In treated patients therapeutic administration of insulin can lead to the formation of insulin binding antibodies. Insulin binding antibodies invariably interfere with insulin measurement methods and results are unreliable. For patients with known autoantibodies to insulin should measure free and total insulin to assess biologically active fraction of insulin (free insulin) and total insulin. Measurements of free and total insulin, C-peptide, insulin antibodies and hemoglobin A1C are often tested in conjunction to clarify the contribution of endogenous and exogenous insulin to overall diabetic management. See Test 501561 for Free and Total Insulin.
1. Insulin on Elecsys 1010/2010 and Modular Analytics E170, package insert 2006-11, V 7, Indianapolis, IN: Roche Diagnostics, 2006.
2. Owen WE and Roberts WL. Cross-reactivity of three recombinant insulin analogs with five commercial insulin immunoassays. Clin Chem. 2004; 50 257-259. PubMed 12502614
3. Merrigan, SD, Owen, WE, Laùlu1, SL, Wyness, SP, Roberts, WL, Straseski, JA. Cross-reactivity of modern insulin analogs insulin detemir and insulin glulisine with six automated insulin immunoassays. ENDO. 2012 poster PubMed 10505204
4. Okabayashi T, Shima Y, Sumiyoshi T, Kozuki A, Ito S, Ogawa Y, Kobayashi M, Hanazaki K. Diagnosis and management of insulinoma. World J Gastroenterol. 2013 February 14; 19(6): 829-837.
5. Sacks DB, Arnold M, Bakris GL, Bruns DE, Horvath AR, Kirkman MS, Lernmark A, Metzger BE, Nathan DM. Executive summary: guidelines and recommendations for laboratory analysis in the diagnosis and management of diabetes mellitus.

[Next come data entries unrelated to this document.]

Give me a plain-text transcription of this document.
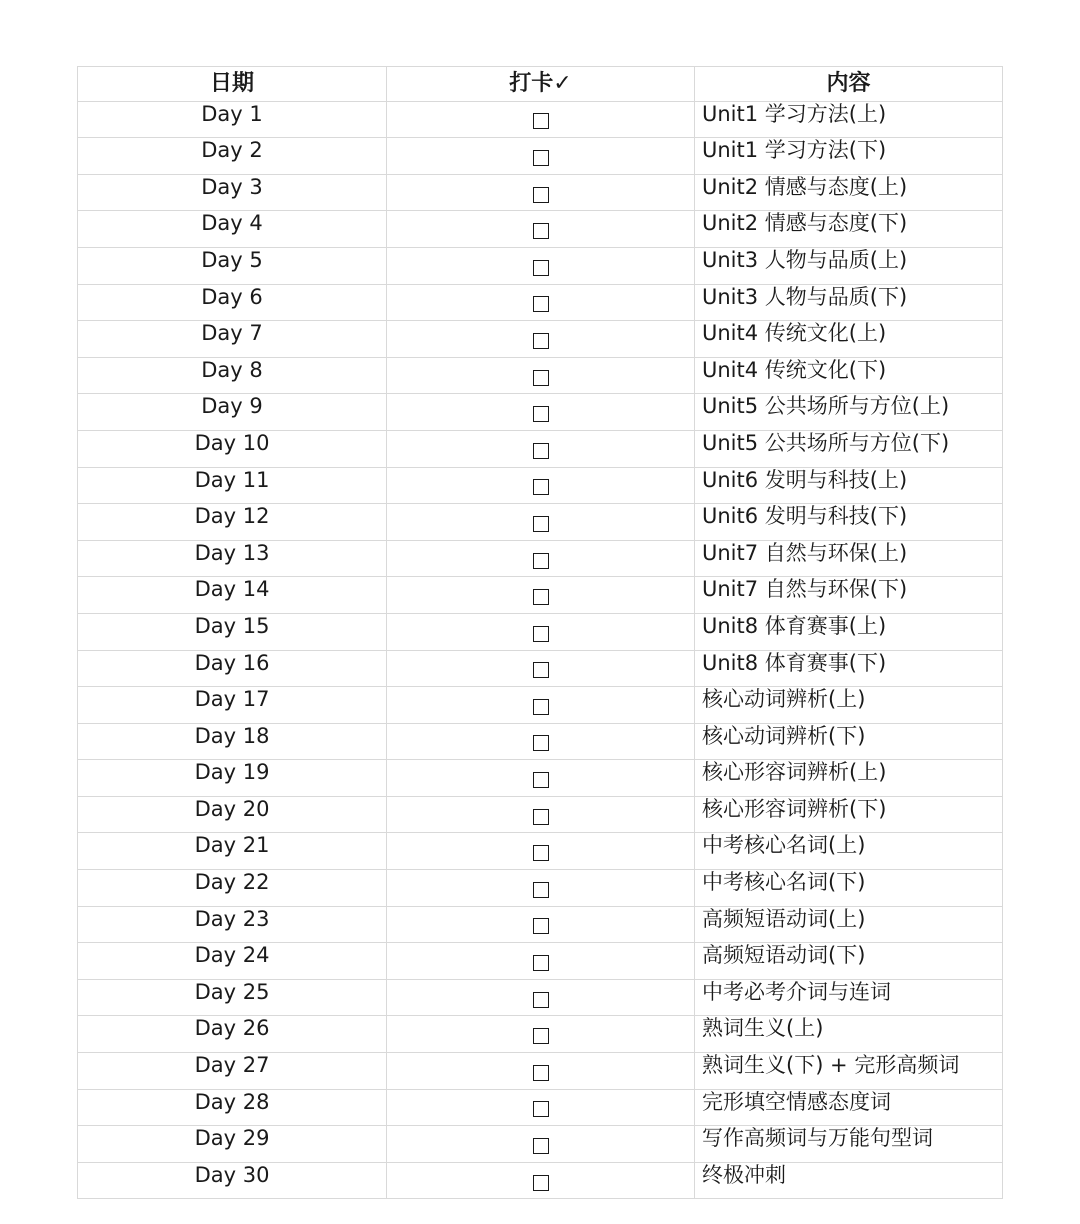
日期	打卡✓	内容
Day 1		Unit1 学习方法(上)
Day 2		Unit1 学习方法(下)
Day 3		Unit2 情感与态度(上)
Day 4		Unit2 情感与态度(下)
Day 5		Unit3 人物与品质(上)
Day 6		Unit3 人物与品质(下)
Day 7		Unit4 传统文化(上)
Day 8		Unit4 传统文化(下)
Day 9		Unit5 公共场所与方位(上)
Day 10		Unit5 公共场所与方位(下)
Day 11		Unit6 发明与科技(上)
Day 12		Unit6 发明与科技(下)
Day 13		Unit7 自然与环保(上)
Day 14		Unit7 自然与环保(下)
Day 15		Unit8 体育赛事(上)
Day 16		Unit8 体育赛事(下)
Day 17		核心动词辨析(上)
Day 18		核心动词辨析(下)
Day 19		核心形容词辨析(上)
Day 20		核心形容词辨析(下)
Day 21		中考核心名词(上)
Day 22		中考核心名词(下)
Day 23		高频短语动词(上)
Day 24		高频短语动词(下)
Day 25		中考必考介词与连词
Day 26		熟词生义(上)
Day 27		熟词生义(下) + 完形高频词
Day 28		完形填空情感态度词
Day 29		写作高频词与万能句型词
Day 30		终极冲刺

Clin Chem. 2011 Jun; 57(6):793-798.
6. American Diabetes Association. Standards of Medical Care in Diabetes - 2014. Diabetes Care Volume 37, Supplement 1, January 2014.

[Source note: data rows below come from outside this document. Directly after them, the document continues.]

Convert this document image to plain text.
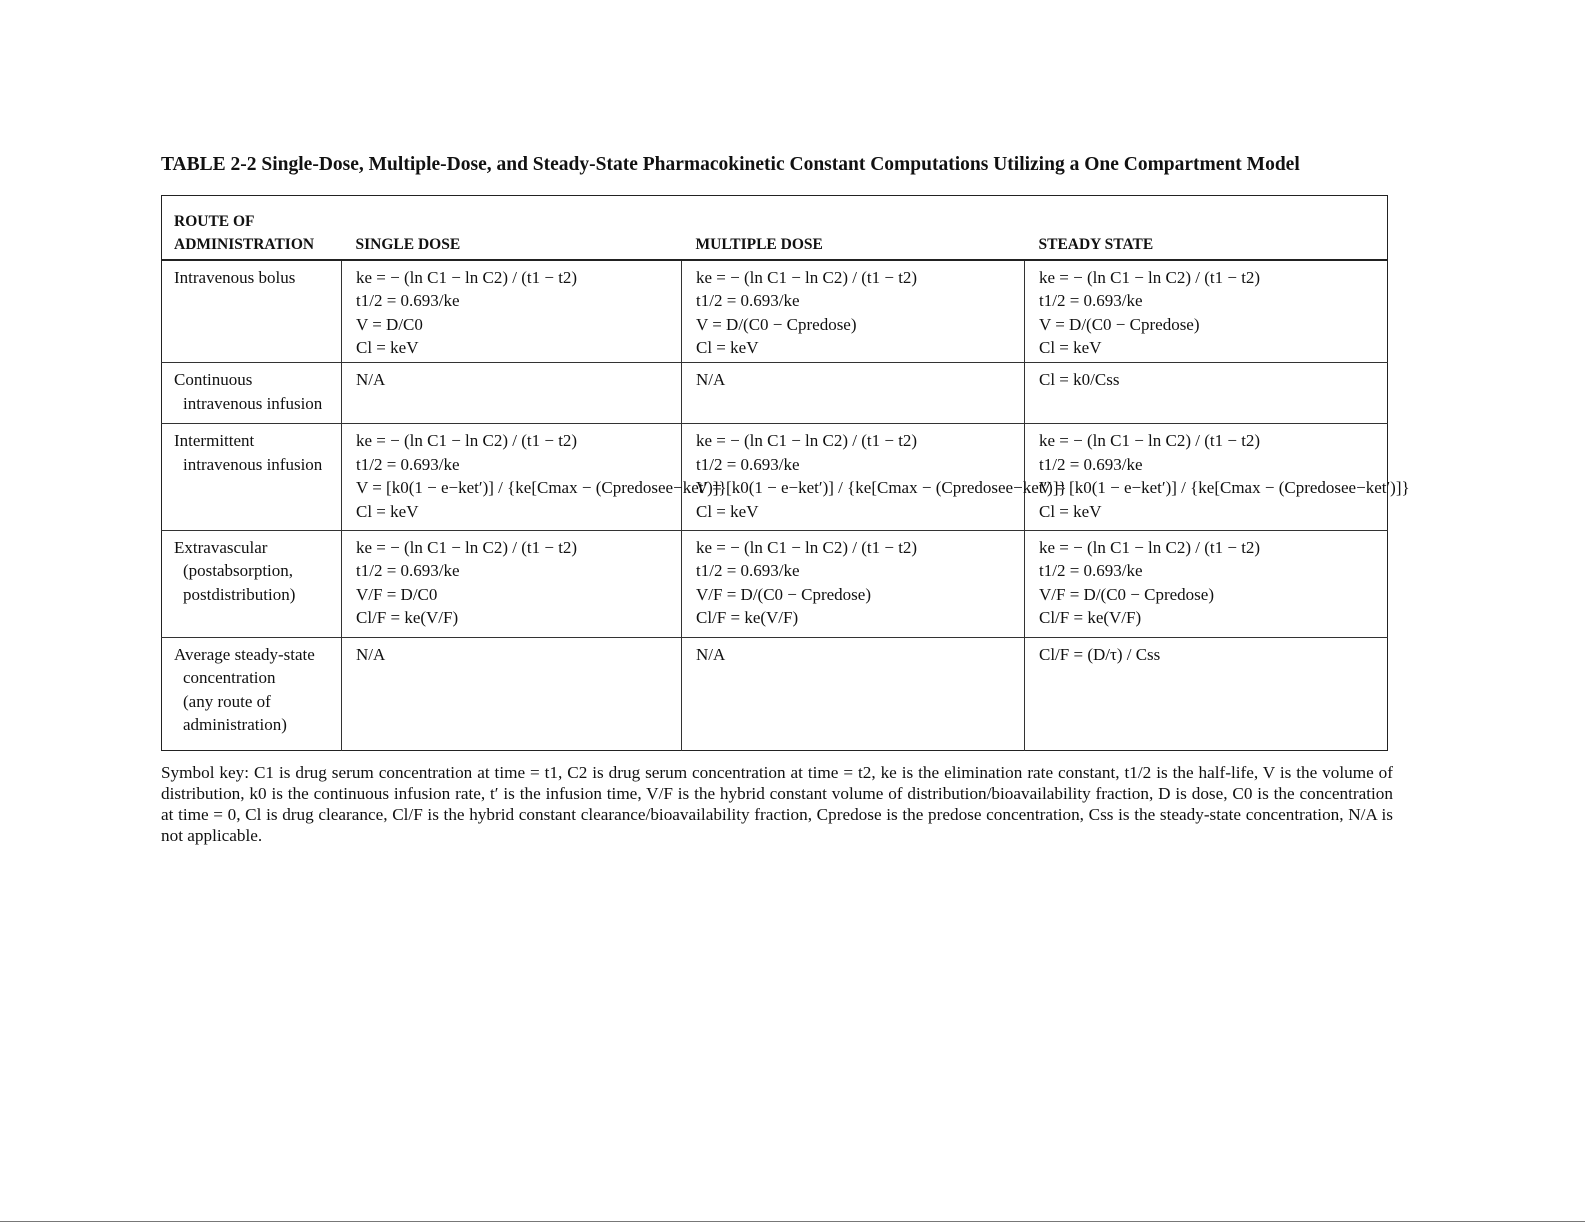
TABLE 2-2 Single-Dose, Multiple-Dose, and Steady-State Pharmacokinetic Constant Computations Utilizing a One Compartment Model
ROUTE OF
ADMINISTRATION	SINGLE DOSE	MULTIPLE DOSE	STEADY STATE

Intravenous bolus	ke = − (ln C1 − ln C2) / (t1 − t2)
t1/2 = 0.693/ke
V = D/C0
Cl = keV	ke = − (ln C1 − ln C2) / (t1 − t2)
t1/2 = 0.693/ke
V = D/(C0 − Cpredose)
Cl = keV	ke = − (ln C1 − ln C2) / (t1 − t2)
t1/2 = 0.693/ke
V = D/(C0 − Cpredose)
Cl = keV

Continuous
intravenous infusion	N/A	N/A	Cl = k0/Css

Intermittent
intravenous infusion	ke = − (ln C1 − ln C2) / (t1 − t2)
t1/2 = 0.693/ke
V = [k0(1 − e−ket′)] / {ke[Cmax − (Cpredosee−ket′)]}
Cl = keV	ke = − (ln C1 − ln C2) / (t1 − t2)
t1/2 = 0.693/ke
V = [k0(1 − e−ket′)] / {ke[Cmax − (Cpredosee−ket′)]}
Cl = keV	ke = − (ln C1 − ln C2) / (t1 − t2)
t1/2 = 0.693/ke
V = [k0(1 − e−ket′)] / {ke[Cmax − (Cpredosee−ket′)]}
Cl = keV

Extravascular
(postabsorption,
postdistribution)	ke = − (ln C1 − ln C2) / (t1 − t2)
t1/2 = 0.693/ke
V/F = D/C0
Cl/F = ke(V/F)	ke = − (ln C1 − ln C2) / (t1 − t2)
t1/2 = 0.693/ke
V/F = D/(C0 − Cpredose)
Cl/F = ke(V/F)	ke = − (ln C1 − ln C2) / (t1 − t2)
t1/2 = 0.693/ke
V/F = D/(C0 − Cpredose)
Cl/F = ke(V/F)

Average steady-state
concentration
(any route of
administration)	N/A	N/A	Cl/F = (D/τ) / Css
Symbol key: C1 is drug serum concentration at time = t1, C2 is drug serum concentration at time = t2, ke is the elimination rate constant, t1/2 is the half-life, V is the volume of distribution, k0 is the continuous infusion rate, t′ is the infusion time, V/F is the hybrid constant volume of distribution/bioavailability fraction, D is dose, C0 is the concentration at time = 0, Cl is drug clearance, Cl/F is the hybrid constant clearance/bioavailability fraction, Cpredose is the predose concentration, Css is the steady-state concentration, N/A is not applicable.
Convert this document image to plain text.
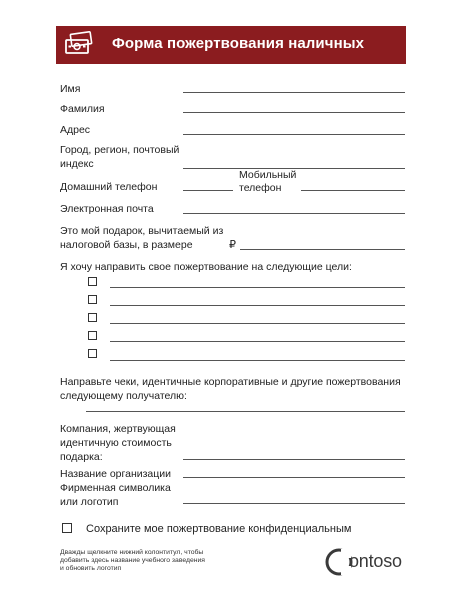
Форма пожертвования наличных
Имя
Фамилия
Адрес
Город, регион, почтовый
индекс
Домашний телефон
Мобильный
телефон
Электронная почта
Это мой подарок, вычитаемый из
налоговой базы, в размере	₽
Я хочу направить свое пожертвование на следующие цели:
Направьте чеки, идентичные корпоративные и другие пожертвования
следующему получателю:
Компания, жертвующая
идентичную стоимость
подарка:
Название организации
Фирменная символика
или логотип
Сохраните мое пожертвование конфиденциальным
Дважды щелкните нижний колонтитул, чтобы
добавить здесь название учебного заведения
и обновить логотип	ontoso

Chevenne D, Letailleur A, Trivin F, Porquet D. Effect of hemolysis on the concentration of insulin in serum determined by RIA and IRMA. Clin Chem. 1998 Feb; 44(2):354-356. PubMed 9474041
Sapin R. Insulin assays: Previously known and new analytical features. Clin Lab. 2003; 49(3-4):113-121. PubMed 12705692
This test may exhibit interference when sample is collected from a person who is consuming a supplement with a high dose of biotin (also termed as vitamin B7 or B8, vitamin H, or coenzyme R). It is recommended to ask all patients who may be indicated for this test about biotin supplementation. Patients should be cautioned to stop biotin consumption at least 72 hours prior to the collection of a sample.
Red-top tube or gel-barrier tube.
If a red-top tube is used, transfer separated serum to a plastic transport tube. Avoid hemolysis.
Patient should be fasting at time of collection.